Actually, that's not right. When externalities are present, people's utility can depend on other people's consumption. Externalities are very common in mainstream economics, and the concept is taught in every (good) econ undergrad course.

Wilson:
Next, people who inhabit the mathematical kingdom are infinitely wise in pursuit of their self-regarding preferences.
This is, sadly, true. Economists have played around with a number of ways to drop this assumption, but they haven't reached a consensus yet, and - in my opinion - still have far too much trepidation about modeling incompletely-rational behavior.

Wilson:
Once again, these absurd assumptions were driven not by ideological bias but by the tyranny of mathematical tractability. The theory couldn’t be pushed in the direction of common sense because it would become impossible to grind through the equations.
This is partly true. Ideological bias probably does play some part in economists' unwillingness to allow irrationality, or things like social preferences, into their models. Tractability concerns can play a role too. But there's also the underlying problem that it's just very hard to make a general mathematical model of human behavior.
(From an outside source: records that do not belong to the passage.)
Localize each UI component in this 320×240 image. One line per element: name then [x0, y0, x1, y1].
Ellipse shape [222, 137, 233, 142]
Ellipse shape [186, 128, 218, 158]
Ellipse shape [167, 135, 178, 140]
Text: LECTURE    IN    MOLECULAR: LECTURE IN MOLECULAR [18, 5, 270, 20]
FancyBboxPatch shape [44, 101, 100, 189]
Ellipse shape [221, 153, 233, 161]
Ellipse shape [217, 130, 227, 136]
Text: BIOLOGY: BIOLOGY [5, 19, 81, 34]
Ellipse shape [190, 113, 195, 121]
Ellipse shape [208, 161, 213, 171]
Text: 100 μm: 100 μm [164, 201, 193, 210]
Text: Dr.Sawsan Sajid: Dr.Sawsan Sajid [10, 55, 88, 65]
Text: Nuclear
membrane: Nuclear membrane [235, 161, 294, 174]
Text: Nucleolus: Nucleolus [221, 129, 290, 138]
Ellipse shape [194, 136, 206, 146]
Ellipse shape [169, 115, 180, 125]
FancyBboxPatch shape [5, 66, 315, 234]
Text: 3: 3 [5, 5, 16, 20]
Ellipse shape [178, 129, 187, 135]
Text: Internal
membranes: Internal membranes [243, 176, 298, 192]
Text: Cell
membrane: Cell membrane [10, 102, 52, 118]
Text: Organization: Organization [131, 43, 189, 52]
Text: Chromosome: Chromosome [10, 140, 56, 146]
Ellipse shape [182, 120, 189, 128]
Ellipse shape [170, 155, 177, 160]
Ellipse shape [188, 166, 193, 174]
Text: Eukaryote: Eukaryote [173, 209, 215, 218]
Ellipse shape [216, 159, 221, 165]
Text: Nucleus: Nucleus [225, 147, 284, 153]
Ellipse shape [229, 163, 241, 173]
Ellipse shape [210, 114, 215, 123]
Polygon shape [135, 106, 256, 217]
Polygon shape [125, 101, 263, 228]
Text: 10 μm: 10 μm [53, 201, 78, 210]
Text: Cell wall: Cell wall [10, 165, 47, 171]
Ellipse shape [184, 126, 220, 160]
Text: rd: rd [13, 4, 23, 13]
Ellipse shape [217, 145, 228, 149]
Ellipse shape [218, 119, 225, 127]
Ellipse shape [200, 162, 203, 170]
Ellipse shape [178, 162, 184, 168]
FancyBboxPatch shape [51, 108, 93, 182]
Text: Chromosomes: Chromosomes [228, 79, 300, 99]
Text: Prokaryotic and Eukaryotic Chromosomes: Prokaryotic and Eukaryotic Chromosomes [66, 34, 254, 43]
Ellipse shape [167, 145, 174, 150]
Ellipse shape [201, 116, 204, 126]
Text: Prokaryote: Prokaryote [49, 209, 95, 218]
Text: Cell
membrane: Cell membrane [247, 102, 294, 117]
Anyway, I like that Wilson is thinking about economics, and saying provocative, challenging things. There's really very little downside to saying provocative, challenging things, as long as you're not saying them into the ear of a credulous policymaker. At the very least, Wilson will provoke some fun arguments with economists. At best, he'll inspire some to start tinkering around with models based on evolutionary principles. Who knows - that might even get some good results someday!

But in the meantime, I'll keep trying to help nudge Wilson toward an accurate picture of what's going on in the econ world. After all, if you want to be Frodo and sneak into Mordor, you should make sure you have a good map - otherwise you might just end up in New Jersey.